Toward the end of Vindman’s and Williams’ time before the panel, Rep. Sean Patrick Maloney (D-N.Y.) asked Vindman to read aloud the last paragraph of the prepared testimony he delivered at the start of the hearing: “Dad, [that] I’m sitting here today in the US Capitol talking to our elected officials is proof that you made the right decision forty years ago to leave the Soviet Union and come here to the United States of America in search of a better life for our family. Do not worry, I will be fine for telling the truth.” Maloney asked why he reported Trump’s phone call to lawyers at the National Security Council. “Because that was my duty,” Vindman replied.
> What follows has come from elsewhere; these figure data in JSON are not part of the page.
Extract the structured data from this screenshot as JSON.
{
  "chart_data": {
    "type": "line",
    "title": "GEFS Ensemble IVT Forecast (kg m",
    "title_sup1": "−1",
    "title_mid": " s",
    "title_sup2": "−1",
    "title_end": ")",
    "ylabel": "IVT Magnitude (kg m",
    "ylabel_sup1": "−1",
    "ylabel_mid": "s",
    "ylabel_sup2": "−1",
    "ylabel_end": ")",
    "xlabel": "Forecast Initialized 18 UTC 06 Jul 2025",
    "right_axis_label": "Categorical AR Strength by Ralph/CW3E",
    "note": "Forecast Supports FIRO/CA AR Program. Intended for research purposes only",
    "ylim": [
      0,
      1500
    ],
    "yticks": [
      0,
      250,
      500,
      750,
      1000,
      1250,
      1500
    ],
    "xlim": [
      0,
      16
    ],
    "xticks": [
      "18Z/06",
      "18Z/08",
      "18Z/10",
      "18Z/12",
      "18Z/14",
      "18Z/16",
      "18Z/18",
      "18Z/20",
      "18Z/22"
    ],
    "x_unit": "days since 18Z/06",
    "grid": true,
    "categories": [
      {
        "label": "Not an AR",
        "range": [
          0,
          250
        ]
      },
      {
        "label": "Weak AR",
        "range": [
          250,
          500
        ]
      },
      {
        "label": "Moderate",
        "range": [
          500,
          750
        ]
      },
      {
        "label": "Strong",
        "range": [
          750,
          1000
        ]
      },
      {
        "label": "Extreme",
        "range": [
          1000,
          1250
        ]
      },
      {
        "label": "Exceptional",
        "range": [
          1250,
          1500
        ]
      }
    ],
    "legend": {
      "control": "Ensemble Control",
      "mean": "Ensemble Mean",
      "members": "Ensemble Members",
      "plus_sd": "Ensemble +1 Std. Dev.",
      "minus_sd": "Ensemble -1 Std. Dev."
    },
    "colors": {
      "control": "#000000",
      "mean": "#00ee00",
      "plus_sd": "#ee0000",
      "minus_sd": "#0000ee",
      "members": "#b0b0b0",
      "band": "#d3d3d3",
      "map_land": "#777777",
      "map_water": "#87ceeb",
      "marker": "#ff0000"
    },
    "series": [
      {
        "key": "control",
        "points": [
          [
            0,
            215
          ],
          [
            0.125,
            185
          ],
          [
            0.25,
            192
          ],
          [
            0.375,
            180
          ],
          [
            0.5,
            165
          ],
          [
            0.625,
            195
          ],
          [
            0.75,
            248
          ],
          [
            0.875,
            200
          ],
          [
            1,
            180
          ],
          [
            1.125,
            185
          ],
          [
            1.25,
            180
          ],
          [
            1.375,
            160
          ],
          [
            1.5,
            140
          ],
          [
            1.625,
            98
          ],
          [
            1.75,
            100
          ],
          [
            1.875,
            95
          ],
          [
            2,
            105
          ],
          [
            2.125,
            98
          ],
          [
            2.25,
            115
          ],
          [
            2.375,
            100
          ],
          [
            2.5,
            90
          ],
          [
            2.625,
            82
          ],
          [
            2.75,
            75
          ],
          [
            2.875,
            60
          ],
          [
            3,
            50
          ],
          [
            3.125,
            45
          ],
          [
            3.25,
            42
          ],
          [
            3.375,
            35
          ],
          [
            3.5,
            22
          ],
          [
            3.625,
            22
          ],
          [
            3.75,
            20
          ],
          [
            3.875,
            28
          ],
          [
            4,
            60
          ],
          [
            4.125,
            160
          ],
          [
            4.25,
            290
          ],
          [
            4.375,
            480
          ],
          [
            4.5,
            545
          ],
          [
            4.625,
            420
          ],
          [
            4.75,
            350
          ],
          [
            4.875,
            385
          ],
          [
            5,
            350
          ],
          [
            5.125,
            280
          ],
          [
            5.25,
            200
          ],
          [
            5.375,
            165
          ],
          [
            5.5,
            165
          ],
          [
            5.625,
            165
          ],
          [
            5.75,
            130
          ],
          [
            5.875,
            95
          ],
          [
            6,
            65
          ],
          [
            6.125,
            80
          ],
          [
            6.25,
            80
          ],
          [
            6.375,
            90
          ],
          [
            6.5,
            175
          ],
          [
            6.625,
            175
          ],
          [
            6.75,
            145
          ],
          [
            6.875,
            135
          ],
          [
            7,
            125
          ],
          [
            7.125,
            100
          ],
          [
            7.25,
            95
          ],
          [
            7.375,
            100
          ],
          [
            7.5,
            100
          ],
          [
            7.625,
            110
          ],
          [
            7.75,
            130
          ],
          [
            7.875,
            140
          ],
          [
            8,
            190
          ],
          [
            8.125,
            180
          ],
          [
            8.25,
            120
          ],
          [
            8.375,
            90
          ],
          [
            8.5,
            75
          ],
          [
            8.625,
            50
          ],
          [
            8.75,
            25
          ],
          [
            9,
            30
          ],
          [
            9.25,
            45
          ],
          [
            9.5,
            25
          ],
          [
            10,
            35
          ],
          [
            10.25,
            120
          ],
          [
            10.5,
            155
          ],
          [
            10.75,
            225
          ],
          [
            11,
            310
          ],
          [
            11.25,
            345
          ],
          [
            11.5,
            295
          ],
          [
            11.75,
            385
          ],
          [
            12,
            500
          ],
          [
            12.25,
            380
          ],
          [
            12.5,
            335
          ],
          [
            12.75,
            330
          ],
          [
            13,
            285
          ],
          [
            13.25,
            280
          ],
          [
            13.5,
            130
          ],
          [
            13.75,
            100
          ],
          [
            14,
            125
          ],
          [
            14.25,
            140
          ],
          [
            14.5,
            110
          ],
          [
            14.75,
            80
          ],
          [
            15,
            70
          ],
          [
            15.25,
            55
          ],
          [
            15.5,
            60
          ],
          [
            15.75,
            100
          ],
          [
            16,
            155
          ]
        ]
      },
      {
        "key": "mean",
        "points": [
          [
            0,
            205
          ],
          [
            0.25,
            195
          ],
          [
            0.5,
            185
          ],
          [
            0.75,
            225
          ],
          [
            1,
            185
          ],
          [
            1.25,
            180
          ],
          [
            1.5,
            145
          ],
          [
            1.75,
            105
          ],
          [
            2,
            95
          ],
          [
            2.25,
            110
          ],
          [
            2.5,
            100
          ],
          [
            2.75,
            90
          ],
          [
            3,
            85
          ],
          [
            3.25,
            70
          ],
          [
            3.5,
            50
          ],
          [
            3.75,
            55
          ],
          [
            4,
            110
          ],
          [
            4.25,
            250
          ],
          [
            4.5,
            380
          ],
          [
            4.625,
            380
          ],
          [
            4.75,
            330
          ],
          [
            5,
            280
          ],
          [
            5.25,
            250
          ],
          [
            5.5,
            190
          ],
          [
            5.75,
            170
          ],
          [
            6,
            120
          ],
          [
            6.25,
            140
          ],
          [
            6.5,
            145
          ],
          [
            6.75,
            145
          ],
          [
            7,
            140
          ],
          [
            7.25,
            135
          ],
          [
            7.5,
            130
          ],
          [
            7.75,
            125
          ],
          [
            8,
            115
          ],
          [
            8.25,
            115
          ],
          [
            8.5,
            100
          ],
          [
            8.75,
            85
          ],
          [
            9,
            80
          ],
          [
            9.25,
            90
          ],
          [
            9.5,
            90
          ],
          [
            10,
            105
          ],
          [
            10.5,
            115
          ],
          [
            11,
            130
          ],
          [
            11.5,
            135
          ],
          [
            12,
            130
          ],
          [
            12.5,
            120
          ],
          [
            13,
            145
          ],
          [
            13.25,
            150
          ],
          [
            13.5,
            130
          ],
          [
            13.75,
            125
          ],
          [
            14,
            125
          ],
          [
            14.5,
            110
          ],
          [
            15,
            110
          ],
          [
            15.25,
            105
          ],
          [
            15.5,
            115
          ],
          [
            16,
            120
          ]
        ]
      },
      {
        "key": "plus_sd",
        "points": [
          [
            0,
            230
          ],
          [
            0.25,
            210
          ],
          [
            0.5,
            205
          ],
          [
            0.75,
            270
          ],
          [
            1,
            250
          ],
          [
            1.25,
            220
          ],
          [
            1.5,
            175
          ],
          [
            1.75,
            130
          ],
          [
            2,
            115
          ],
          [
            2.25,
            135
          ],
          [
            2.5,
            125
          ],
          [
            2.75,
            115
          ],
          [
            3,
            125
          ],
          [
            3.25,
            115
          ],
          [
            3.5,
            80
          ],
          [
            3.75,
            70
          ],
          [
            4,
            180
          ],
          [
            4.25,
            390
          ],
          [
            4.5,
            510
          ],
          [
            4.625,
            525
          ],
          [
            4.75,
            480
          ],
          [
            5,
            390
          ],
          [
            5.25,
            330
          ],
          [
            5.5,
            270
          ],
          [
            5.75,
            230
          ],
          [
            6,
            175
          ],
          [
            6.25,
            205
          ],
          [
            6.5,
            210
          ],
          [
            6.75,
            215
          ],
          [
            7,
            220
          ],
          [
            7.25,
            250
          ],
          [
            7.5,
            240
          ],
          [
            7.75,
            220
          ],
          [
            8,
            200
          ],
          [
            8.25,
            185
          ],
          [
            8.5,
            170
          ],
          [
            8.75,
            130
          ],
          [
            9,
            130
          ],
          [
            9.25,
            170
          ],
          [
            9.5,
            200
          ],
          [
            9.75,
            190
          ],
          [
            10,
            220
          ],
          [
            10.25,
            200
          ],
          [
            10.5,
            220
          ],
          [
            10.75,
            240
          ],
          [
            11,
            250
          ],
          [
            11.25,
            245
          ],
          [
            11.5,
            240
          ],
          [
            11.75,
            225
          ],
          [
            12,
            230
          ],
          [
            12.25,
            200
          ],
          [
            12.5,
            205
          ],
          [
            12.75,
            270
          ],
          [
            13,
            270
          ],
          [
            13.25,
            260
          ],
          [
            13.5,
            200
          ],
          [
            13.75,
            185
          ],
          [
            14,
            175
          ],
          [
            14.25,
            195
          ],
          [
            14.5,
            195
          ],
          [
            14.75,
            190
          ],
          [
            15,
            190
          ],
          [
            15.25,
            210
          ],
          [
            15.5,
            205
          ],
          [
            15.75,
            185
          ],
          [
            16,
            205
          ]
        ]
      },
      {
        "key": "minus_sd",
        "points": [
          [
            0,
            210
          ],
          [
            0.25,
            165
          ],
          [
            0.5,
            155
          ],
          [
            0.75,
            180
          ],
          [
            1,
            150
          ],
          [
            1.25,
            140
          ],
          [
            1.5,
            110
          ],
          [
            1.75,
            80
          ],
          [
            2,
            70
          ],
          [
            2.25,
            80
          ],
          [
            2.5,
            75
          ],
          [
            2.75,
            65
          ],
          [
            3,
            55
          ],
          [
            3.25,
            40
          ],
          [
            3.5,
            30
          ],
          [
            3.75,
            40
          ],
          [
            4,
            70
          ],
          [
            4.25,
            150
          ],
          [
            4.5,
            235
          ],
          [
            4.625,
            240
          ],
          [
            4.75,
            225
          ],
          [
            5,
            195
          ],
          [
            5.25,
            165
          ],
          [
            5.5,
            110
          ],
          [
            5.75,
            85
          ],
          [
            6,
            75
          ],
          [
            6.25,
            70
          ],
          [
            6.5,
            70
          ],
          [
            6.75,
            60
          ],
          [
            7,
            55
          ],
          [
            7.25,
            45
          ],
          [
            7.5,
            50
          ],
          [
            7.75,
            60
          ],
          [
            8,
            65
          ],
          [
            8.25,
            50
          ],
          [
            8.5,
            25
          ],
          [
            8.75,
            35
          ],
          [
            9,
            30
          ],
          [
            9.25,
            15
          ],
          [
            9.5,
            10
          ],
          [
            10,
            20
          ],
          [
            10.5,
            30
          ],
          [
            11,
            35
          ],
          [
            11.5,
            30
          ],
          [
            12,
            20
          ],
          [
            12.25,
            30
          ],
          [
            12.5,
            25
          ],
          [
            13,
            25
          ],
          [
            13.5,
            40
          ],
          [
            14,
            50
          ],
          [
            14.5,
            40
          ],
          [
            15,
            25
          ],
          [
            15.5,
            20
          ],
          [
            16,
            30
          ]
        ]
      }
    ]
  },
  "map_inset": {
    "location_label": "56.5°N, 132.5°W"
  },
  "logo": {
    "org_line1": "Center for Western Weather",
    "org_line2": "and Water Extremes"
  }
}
With his testimony, Maloney told Vindman, “You were putting yourself up against the president of the United States.” (Trump and his henchmen have viciously attacked Vindman.) Maloney asked the colonel, “Why did you have confidence you can do that?” Vindman, a recipient of the Purple Heart, answered, “Because, Congressman, this is America. This is the country I have served and defended…And here right matters.” The audience responded with loud applause. The Republicans on the panel looked glum. Moments later, when Nunes had the chance to make a concluding statement, he snorted, “Act One of today’s circus is over.”

These hearings are aimed at examining the specific case for impeachment based on a single and narrow episode of presidential malfeasance. But there are competing visions at play in the proceedings. On day three, Vindman’s view that duty compels the exposure of wrongdoing clashed with Nunes and company’s perspective that spin, conspiracy mongering, and politics can trump all. This has been—and will continue to be—a defining fight of the Trump era.